I read some book about these guys (no... not, No One Gets Out of Here Alive) and Manzerik had to read the music backwards on some track. From back to front. WTF! I don't know if it was Crystal Ships or what.
You're right, those cats were fantastic musicians. The pretty boy filled out the band and they took off. Fuck it, let the singer get the accolades while the band makes it big. Whatever works.
60's had the best music because they could do whatever they wanted. Didn't have to fit in some slot. Horns, mariachi (Cash- Ring of Fire), violins, instrumentals, experimental sounds like Good Vibrations. It was all on AM Radio too. Didn't need to stereo to pan left/right. Great stuff.
Not sure about the Sullivan show in particular, but the majority of the time he played a Rhodes Piano Bass keyboard with his left hand while playing the melody line on a Vox Continental keyboard with his right. They did usually use a studio bassist on most recordings but never live. Many of them had difficulties learning the bass parts as they were so complicated. I'm not a keyboard player and its always amazed me how they can play separate complicated parts with each hand.

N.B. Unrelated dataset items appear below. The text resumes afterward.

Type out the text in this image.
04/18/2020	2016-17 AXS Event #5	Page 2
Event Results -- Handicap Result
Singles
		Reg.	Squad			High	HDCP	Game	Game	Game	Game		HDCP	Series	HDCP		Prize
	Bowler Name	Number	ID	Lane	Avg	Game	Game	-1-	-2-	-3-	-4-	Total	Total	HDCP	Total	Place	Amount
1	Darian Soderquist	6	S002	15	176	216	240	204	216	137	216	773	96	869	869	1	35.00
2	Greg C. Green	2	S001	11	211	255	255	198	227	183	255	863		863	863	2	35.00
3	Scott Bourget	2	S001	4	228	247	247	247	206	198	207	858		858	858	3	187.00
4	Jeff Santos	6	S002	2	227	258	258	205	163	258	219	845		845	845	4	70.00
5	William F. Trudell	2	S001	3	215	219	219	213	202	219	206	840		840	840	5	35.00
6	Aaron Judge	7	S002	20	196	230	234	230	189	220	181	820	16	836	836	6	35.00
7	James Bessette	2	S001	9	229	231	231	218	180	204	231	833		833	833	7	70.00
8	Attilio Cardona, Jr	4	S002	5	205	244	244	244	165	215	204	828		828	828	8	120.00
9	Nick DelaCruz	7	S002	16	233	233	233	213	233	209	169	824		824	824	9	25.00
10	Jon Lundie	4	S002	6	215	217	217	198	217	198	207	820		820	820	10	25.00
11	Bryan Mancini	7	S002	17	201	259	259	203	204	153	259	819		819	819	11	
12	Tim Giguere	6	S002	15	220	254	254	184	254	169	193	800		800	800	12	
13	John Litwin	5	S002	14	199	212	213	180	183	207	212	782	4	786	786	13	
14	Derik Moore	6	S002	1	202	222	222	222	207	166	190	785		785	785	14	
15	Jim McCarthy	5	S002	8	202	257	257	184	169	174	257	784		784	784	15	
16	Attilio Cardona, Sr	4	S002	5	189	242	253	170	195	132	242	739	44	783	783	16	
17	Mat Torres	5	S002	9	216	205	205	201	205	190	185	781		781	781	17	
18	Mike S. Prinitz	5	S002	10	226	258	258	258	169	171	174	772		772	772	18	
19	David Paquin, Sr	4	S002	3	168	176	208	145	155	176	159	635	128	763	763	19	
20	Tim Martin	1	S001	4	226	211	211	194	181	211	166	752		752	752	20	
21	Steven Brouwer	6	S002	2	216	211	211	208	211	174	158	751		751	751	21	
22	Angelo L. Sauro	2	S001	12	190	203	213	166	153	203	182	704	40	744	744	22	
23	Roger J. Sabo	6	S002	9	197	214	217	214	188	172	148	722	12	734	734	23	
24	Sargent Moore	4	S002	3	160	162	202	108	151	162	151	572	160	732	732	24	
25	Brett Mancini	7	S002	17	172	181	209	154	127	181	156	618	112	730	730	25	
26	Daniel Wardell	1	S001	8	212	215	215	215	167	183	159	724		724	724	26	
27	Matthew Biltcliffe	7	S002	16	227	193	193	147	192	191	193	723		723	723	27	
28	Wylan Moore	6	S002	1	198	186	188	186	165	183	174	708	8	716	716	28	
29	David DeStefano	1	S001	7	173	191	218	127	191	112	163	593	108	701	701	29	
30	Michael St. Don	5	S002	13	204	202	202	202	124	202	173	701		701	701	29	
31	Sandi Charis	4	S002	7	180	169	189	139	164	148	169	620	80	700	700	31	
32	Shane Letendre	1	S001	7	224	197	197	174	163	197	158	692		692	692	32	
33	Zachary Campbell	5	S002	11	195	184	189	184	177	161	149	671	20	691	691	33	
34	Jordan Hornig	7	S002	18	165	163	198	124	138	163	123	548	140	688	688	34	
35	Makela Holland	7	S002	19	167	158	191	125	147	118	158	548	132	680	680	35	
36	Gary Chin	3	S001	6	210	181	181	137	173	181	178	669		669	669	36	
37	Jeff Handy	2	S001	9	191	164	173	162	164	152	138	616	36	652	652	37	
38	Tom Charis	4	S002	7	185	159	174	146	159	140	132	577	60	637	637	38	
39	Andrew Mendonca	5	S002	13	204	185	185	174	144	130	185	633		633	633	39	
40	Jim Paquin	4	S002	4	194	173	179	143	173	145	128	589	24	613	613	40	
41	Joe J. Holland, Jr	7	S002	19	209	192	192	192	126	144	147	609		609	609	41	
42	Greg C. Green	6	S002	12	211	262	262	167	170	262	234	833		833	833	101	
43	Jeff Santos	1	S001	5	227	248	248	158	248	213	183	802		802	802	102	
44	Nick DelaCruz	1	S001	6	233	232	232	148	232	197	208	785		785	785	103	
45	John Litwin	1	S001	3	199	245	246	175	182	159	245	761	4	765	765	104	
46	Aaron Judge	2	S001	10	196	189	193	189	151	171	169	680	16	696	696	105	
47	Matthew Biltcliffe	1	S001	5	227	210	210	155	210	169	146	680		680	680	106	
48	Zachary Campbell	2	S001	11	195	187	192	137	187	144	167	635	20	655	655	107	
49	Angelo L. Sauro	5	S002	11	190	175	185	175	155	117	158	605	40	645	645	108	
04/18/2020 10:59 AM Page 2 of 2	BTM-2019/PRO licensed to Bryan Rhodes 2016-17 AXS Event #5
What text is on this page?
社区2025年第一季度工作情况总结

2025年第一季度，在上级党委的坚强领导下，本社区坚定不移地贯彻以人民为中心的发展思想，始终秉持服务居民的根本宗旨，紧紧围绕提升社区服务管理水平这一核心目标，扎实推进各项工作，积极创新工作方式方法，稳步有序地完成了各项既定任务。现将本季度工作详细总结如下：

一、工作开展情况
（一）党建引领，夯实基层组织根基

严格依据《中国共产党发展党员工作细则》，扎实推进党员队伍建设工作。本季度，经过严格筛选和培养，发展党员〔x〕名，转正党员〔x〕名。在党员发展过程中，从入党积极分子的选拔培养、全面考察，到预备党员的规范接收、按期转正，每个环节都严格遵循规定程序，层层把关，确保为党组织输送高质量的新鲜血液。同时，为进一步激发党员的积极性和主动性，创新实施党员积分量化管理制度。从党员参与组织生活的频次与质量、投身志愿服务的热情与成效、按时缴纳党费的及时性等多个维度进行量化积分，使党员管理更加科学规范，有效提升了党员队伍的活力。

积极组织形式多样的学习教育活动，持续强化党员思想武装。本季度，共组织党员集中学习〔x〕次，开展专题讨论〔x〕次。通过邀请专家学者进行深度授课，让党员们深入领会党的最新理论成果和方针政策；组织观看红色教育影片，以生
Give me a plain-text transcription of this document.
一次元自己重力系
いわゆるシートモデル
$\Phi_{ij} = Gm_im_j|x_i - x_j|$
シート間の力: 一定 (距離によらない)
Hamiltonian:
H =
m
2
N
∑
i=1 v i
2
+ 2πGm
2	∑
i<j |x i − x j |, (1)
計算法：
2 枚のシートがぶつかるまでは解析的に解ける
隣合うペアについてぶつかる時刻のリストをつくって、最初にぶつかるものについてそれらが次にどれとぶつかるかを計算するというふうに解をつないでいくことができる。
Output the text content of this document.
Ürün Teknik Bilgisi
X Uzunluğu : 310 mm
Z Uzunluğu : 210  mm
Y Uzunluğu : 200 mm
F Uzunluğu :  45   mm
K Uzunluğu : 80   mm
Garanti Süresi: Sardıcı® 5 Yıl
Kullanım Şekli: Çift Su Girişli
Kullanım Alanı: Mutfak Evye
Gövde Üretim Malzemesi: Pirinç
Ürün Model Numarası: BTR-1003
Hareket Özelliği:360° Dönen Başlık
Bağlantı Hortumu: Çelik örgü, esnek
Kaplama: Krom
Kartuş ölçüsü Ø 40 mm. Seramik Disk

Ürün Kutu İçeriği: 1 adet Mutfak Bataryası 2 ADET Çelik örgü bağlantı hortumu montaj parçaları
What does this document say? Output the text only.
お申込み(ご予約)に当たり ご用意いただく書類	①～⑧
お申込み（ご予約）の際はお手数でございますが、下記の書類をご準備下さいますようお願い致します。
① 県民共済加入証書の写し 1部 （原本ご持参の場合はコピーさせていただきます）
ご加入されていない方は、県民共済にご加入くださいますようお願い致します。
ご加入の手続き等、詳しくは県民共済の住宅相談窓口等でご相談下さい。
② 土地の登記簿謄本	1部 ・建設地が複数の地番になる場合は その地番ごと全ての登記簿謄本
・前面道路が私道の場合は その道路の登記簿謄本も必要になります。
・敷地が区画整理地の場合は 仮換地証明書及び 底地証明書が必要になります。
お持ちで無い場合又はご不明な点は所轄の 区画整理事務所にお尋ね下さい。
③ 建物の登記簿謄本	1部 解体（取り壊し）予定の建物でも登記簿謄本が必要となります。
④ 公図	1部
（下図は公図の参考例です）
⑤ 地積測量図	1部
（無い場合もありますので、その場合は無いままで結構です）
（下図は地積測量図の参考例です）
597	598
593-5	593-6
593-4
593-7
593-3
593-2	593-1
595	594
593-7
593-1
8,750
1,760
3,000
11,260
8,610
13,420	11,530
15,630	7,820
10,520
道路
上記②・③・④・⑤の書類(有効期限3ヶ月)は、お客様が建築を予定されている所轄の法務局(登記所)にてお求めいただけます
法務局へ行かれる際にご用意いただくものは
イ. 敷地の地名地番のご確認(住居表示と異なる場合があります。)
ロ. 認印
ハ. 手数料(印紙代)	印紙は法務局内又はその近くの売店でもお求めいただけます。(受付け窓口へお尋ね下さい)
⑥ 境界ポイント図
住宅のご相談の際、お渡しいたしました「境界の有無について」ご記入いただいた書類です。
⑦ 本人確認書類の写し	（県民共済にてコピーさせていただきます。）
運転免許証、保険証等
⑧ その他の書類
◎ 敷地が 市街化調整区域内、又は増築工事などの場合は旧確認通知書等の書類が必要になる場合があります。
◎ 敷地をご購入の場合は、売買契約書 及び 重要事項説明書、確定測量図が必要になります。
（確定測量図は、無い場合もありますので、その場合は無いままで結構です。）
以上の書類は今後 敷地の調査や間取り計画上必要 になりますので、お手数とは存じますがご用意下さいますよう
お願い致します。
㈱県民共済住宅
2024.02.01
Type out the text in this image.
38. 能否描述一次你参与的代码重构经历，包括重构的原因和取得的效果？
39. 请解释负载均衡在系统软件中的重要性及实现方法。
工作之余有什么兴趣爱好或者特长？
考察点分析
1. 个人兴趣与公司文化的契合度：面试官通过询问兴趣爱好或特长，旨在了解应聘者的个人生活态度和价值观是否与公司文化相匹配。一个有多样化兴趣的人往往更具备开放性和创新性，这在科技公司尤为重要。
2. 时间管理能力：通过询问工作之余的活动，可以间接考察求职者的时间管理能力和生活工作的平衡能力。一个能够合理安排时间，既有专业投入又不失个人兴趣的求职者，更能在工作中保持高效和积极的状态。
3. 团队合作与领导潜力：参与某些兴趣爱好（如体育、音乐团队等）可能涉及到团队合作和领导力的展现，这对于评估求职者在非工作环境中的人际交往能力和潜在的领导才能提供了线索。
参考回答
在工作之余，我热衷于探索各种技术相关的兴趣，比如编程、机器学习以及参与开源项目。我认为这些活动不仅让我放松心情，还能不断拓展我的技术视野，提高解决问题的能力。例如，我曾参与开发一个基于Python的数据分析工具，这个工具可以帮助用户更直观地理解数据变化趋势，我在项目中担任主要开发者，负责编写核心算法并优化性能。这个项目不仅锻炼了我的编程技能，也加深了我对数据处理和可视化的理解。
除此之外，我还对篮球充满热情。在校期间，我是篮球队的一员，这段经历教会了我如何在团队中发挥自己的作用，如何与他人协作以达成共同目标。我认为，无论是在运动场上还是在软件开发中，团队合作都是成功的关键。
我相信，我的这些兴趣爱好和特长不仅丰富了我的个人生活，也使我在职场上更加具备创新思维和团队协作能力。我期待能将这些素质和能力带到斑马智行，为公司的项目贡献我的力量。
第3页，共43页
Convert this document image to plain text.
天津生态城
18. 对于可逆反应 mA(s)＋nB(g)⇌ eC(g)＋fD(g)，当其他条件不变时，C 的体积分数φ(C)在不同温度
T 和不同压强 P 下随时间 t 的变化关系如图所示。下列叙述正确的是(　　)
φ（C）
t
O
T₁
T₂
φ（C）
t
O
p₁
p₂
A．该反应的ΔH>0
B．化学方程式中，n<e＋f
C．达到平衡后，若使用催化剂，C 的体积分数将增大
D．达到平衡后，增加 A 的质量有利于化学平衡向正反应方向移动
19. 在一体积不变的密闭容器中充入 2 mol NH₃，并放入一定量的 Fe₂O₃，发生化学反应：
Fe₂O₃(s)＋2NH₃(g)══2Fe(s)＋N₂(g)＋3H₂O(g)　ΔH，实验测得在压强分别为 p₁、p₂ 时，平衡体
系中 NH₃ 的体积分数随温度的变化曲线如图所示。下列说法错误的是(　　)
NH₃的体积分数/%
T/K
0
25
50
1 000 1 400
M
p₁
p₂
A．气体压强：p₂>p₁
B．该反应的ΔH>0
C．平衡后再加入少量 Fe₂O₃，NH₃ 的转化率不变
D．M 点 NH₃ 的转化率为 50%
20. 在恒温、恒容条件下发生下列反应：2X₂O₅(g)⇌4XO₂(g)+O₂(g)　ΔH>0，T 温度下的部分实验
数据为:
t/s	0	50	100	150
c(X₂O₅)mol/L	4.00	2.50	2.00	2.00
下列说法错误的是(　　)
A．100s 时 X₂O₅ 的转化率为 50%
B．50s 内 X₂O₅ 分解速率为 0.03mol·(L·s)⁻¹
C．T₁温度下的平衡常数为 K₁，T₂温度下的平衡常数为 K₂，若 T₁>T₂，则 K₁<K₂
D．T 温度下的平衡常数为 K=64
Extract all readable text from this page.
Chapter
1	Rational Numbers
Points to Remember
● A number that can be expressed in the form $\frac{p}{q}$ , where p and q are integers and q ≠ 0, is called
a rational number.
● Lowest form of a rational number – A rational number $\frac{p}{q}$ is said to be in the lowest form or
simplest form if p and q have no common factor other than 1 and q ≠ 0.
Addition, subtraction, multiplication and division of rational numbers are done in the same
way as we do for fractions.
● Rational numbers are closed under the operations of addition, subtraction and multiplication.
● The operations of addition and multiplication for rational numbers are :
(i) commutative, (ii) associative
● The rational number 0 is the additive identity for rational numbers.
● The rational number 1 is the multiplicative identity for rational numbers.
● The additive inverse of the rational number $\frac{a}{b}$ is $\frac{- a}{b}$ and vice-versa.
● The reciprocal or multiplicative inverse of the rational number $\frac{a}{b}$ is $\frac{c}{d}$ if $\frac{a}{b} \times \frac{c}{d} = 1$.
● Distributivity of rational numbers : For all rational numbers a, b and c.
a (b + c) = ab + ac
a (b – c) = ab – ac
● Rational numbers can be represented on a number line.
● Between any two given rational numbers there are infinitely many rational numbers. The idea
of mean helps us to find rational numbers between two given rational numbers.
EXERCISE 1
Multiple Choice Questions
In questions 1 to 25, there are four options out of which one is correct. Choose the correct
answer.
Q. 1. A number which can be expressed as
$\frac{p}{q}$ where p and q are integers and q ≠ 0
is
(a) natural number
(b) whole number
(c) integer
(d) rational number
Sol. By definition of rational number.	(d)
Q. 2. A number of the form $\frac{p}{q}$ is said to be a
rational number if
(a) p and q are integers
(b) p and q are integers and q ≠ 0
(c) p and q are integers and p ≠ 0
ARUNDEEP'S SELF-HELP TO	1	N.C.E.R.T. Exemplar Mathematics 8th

Yeah, that's why I try to keep the amazing decade of the 60's alive due to the intense innovation being demonstrated. It was long before digital recording happened and almost all of the techniques were organic. Not only were the musicians so inventive but people like Spector, Brian Wilson, Sir George Martin started exploring the use of the studio as an intricate part of the music. Take the chorus sound of 10cc's I'm Not In Love as an example:
It is notable for its innovative and distinctive backing track, composed mostly of the band's multitracked vocals. Stewart spent three weeks recording Gouldman, Godley and Creme singing "ahhh" 16 times for each note of the chromatic scale, building up a "choir" of 48 voices for each note of the scale. The main problem facing the band was how to keep the vocal notes going for an infinite length of time, but Creme suggested that they could get around this issue by using tape loops. Stewart created loops of about 12 feet in length by feeding the loop at one end though the tape heads of the stereo recorder in the studio, and at the other end through a capstan roller fixed to the top of a microphone stand, and tensioned the tape. By creating long loops the 'blip' caused by the splice in each tape loop could be drowned out by the rest of the backing track, providing that the blips in each loop did not coincide with each other. Having created twelve tape loops for each of the 12 notes of the chromatic scale, Stewart played each loop through a separate channel of the mixing desk. This effectively turned the mixing desk into a musical instrument complete with all the notes of the chromatic scale, which the four members together then "played", fading up three or four channels at a time to create "chords" for the song's melody. Stewart had put gaffer's tape across the bottom of each channel, which meant it was impossible to completely fade down the tracks for each note; this resulted in the constant background hiss of vocals heard throughout the song. Composer and music theory professor Thomas MacFarlane considered the resulting "ethereal voices" with distorted synthesized effects that are an example of early synclavier music to be a major influence on Billy Joel's hit ballad "Just the Way You Are", released two years later.